The following day, the Tuesday of Holy Week, he was again at Alsheim, and handed to his father the report he had drawn up. Every one welcomed his return with such evident pleasure that he was very much touched by it. The evening after the "conference" between the old grandfather and the manufacturer, and at which Jean was present, since he had just returned from visiting the cuttings, Lucienne called her brother to the fire before which she was warming herself in the large yellow drawing-room. Madame Oberlé was reading near the window; her husband had gone out, the coachman having informed him that one of the horses had gone lame.

"Well!" asked Lucienne. "What is the most beautiful thing you saw?"

"You."

"No, do not joke; tell me, the most beautiful thing during your journey?"

"France!"

"Where?"

"At the Schlucht. You cannot imagine the emotion it made me feel. It was a shock—like a revelation. You do not seem to understand me."

She answered in an indifferent manner:

"Yes; I am delighted that you were pleased. It ought to be a very fine excursion at this time of the year. The first spring flowers, are there not? And the breeze in the woods? Ah, my dear boy, there is so much convention in all that!"

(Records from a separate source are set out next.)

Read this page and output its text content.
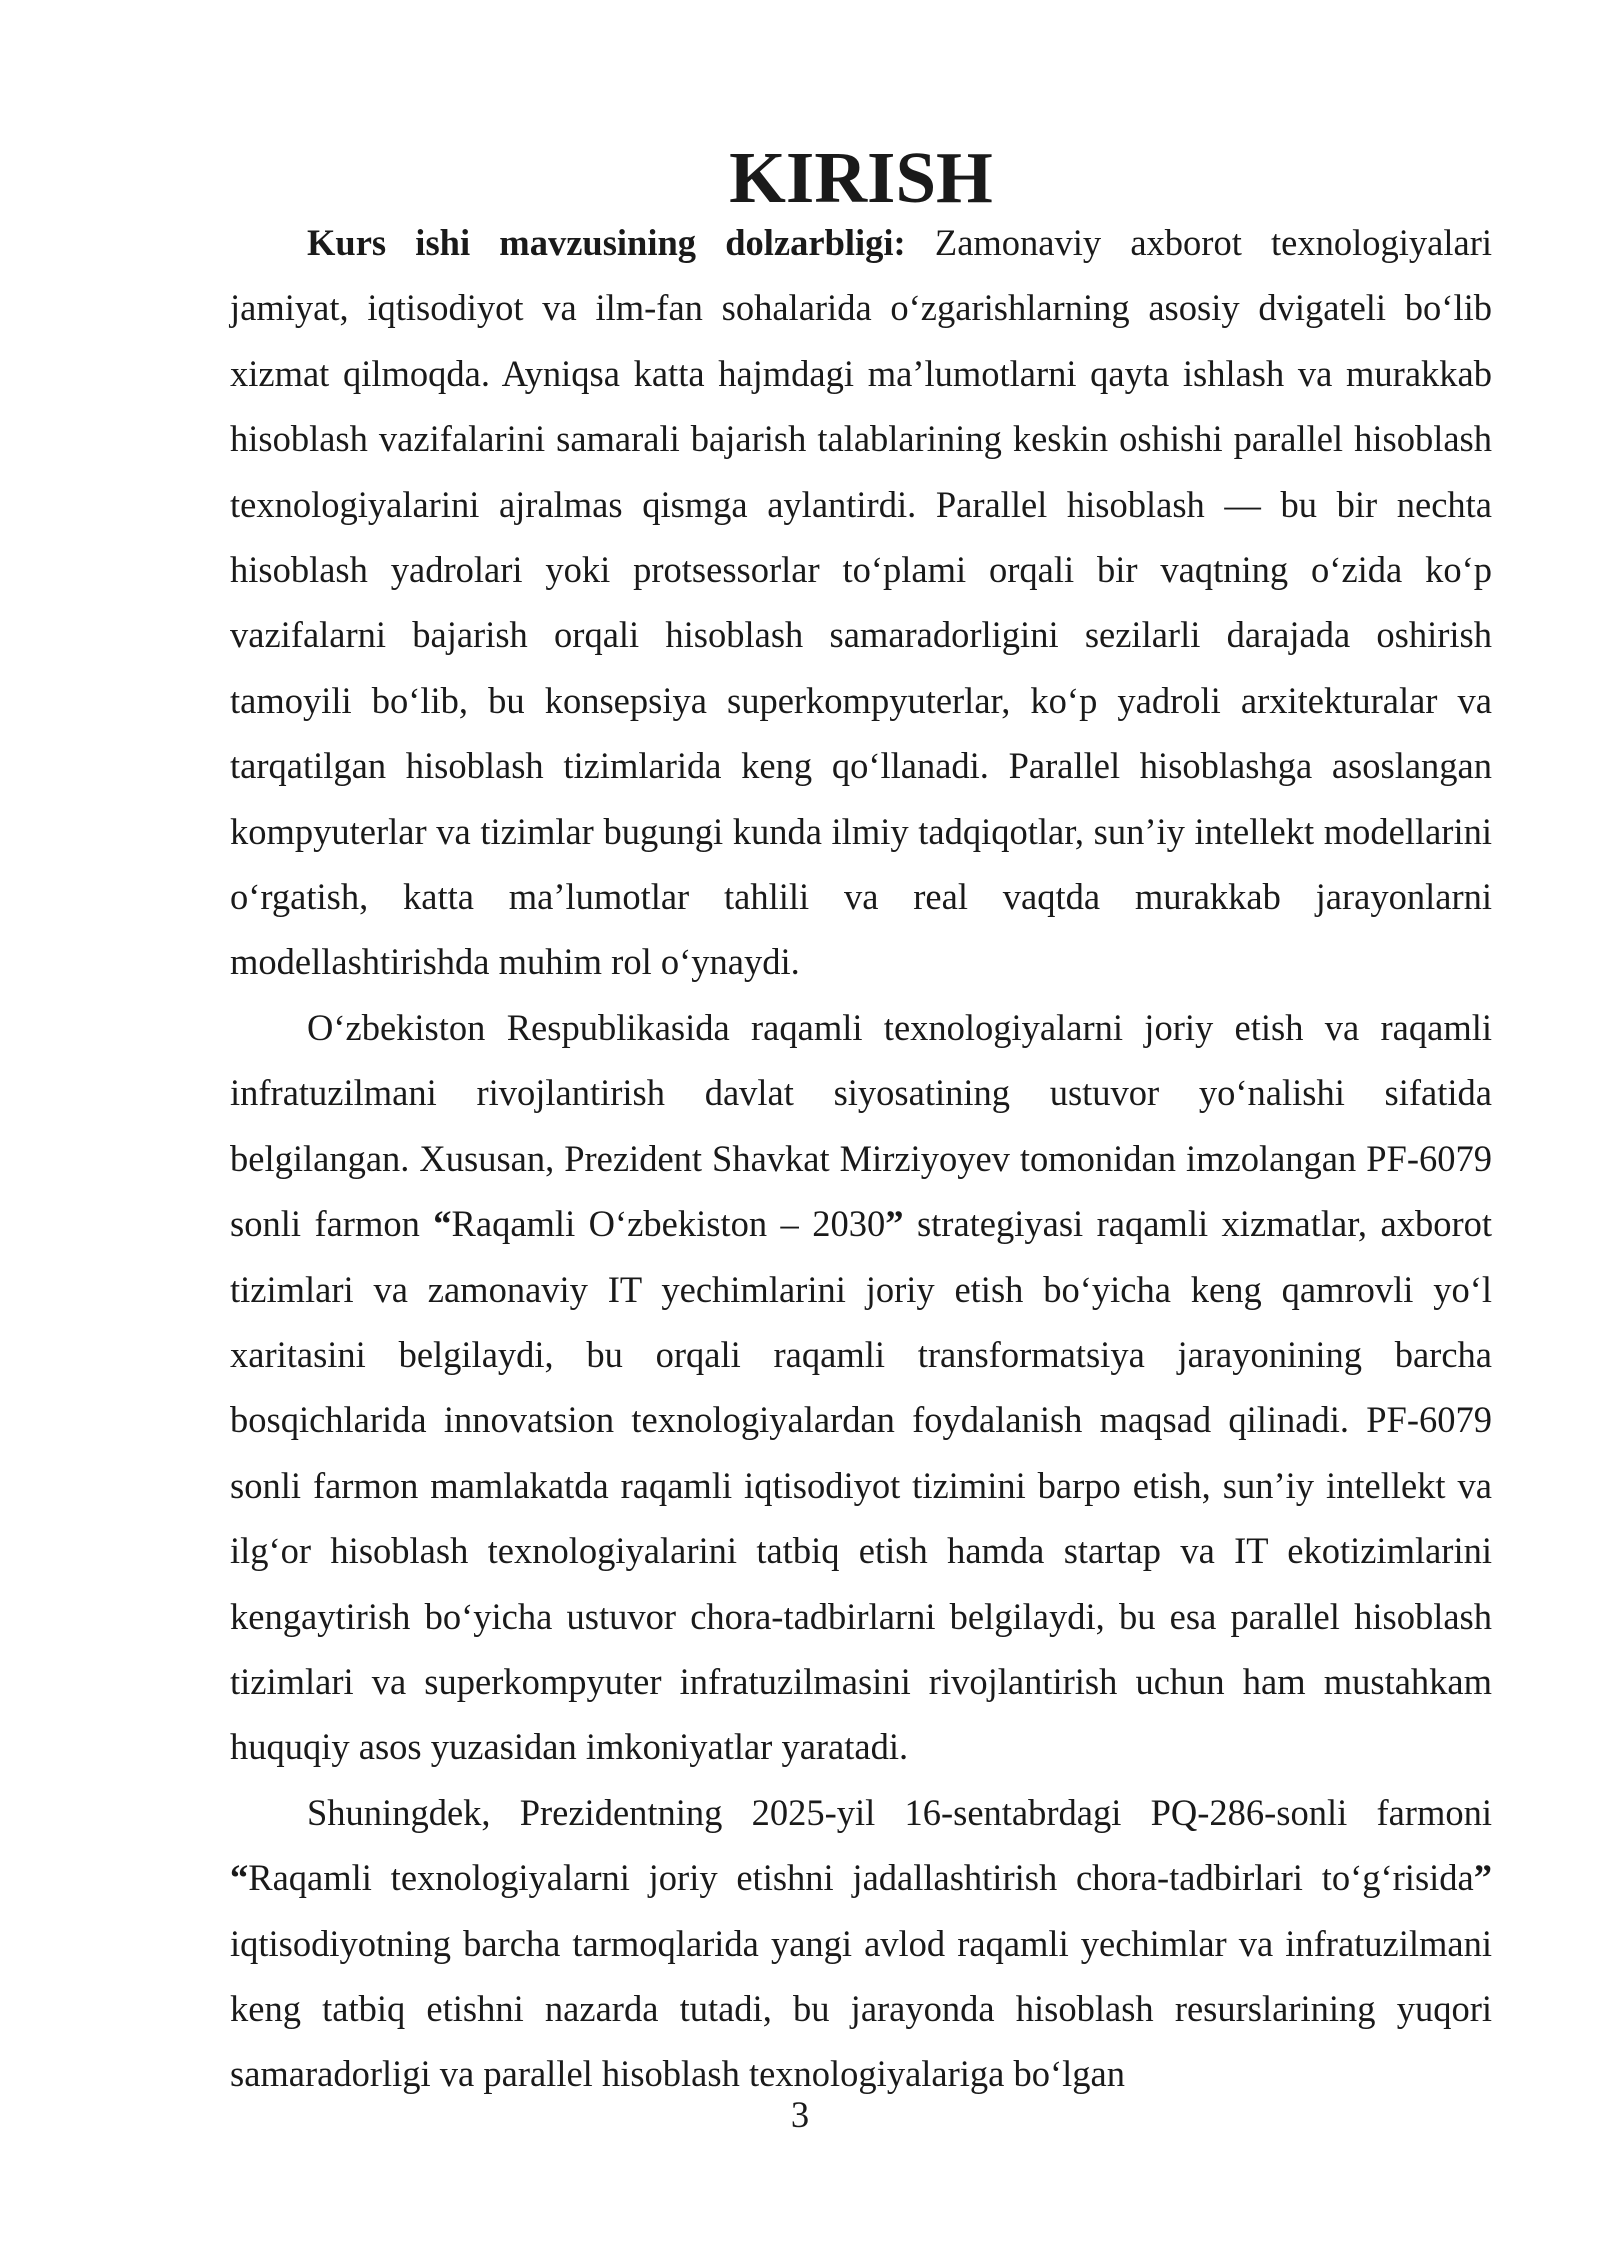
KIRISH

Kurs ishi mavzusining dolzarbligi: Zamonaviy axborot texnologiyalari jamiyat, iqtisodiyot va ilm-fan sohalarida o‘zgarishlarning asosiy dvigateli bo‘lib xizmat qilmoqda. Ayniqsa katta hajmdagi ma’lumotlarni qayta ishlash va murakkab hisoblash vazifalarini samarali bajarish talablarining keskin oshishi parallel hisoblash texnologiyalarini ajralmas qismga aylantirdi. Parallel hisoblash — bu bir nechta hisoblash yadrolari yoki protsessorlar to‘plami orqali bir vaqtning o‘zida ko‘p vazifalarni bajarish orqali hisoblash samaradorligini sezilarli darajada oshirish tamoyili bo‘lib, bu konsepsiya superkompyuterlar, ko‘p yadroli arxitekturalar va tarqatilgan hisoblash tizimlarida keng qo‘llanadi. Parallel hisoblashga asoslangan kompyuterlar va tizimlar bugungi kunda ilmiy tadqiqotlar, sun’iy intellekt modellarini o‘rgatish, katta ma’lumotlar tahlili va real vaqtda murakkab jarayonlarni modellashtirishda muhim rol o‘ynaydi.

O‘zbekiston Respublikasida raqamli texnologiyalarni joriy etish va raqamli infratuzilmani rivojlantirish davlat siyosatining ustuvor yo‘nalishi sifatida belgilangan. Xususan, Prezident Shavkat Mirziyoyev tomonidan imzolangan PF-6079 sonli farmon “Raqamli O‘zbekiston – 2030” strategiyasi raqamli xizmatlar, axborot tizimlari va zamonaviy IT yechimlarini joriy etish bo‘yicha keng qamrovli yo‘l xaritasini belgilaydi, bu orqali raqamli transformatsiya jarayonining barcha bosqichlarida innovatsion texnologiyalardan foydalanish maqsad qilinadi. PF-6079 sonli farmon mamlakatda raqamli iqtisodiyot tizimini barpo etish, sun’iy intellekt va ilg‘or hisoblash texnologiyalarini tatbiq etish hamda startap va IT ekotizimlarini kengaytirish bo‘yicha ustuvor chora-tadbirlarni belgilaydi, bu esa parallel hisoblash tizimlari va superkompyuter infratuzilmasini rivojlantirish uchun ham mustahkam huquqiy asos yuzasidan imkoniyatlar yaratadi.

Shuningdek, Prezidentning 2025-yil 16-sentabrdagi PQ-286-sonli farmoni “Raqamli texnologiyalarni joriy etishni jadallashtirish chora-tadbirlari to‘g‘risida” iqtisodiyotning barcha tarmoqlarida yangi avlod raqamli yechimlar va infratuzilmani keng tatbiq etishni nazarda tutadi, bu jarayonda hisoblash resurslarining yuqori samaradorligi va parallel hisoblash texnologiyalariga bo‘lgan

3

Jean did not go on. She it was who continued, and in a confidential voice, which she modulated, and made marvellously musical:

"Here we've had grand visits—oh, visits which nearly cost a scene. Imagine, two German officers came last Wednesday in a motor car to the lodge, and asked permission to see the saw-mills. Happily they were in mufti. The Alsheim people only saw two gentlemen like any others. Very fashionable; an old one—a commandant, and a young one with a grand air, and accustomed to society. If you had seen him bow to papa! I was in the park. They bowed to me too, and visited the whole of the works, personally conducted by our father. While this was going on that idiot Victor informed grandfather, who showed he was annoyed when we came in. I ought to have run away, it appears. As the gentlemen did not enter the house—'my house,' as grandfather says—his irritation did not last long. However, there was a sequel——"

Lucienne laughed a little stifled laugh.

"My dear, Madame Bastian did not approve of me."

"You were then present during their visit to the works, when these gentlemen——"

"Yes."

"All the time?"

"My father kept me. In any case, I do not see how that should affect the Mayor's wife. But I had such a cold bow from her, my dear, last Sunday at the church door. Do you care about the Bastians' bows?"

"Yes; in the same way that I care for the greetings of all good people."

"Good people—yes; but they do not know what life is! To be blamed by them is just the same to me as if I were to be blamed by an Egyptian mummy come to life for the purpose. I should answer: 'You do not understand anything about it; go and wrap yourself up again.' Is it not strange that you do not think as I do—you, my brother?"

Jean stroked the hand which was raised in front of him to make a screen.

"Even mummies can judge of certain things of our time, my darling—the things which are of all times."

"Oh! how serious you are. Come now, where was I wrong? Was it in going for a walk? In not looking away? In answering a greeting? In obeying my father, who told me to come and stay?"

"No; assuredly not!"

"What harm have I done?"

"None. I have danced with many German girls. You can acknowledge an officer's greeting."

"Then I did right?"

"As a fact, yes. But there are so many sorrows around us—real sorrows, and so noble. You must remember that they all come to life again at a word, or a gesture."

"I shall never consider that. Since what I do is not wrong, no one shall ever stop me. Do you hear?"

"That is where we differ, Lucienne. It is not so much in our ideas; it is in a whole range of feelings which your education prevents you from possessing."

He kissed her, and the conversation wandered to different topics.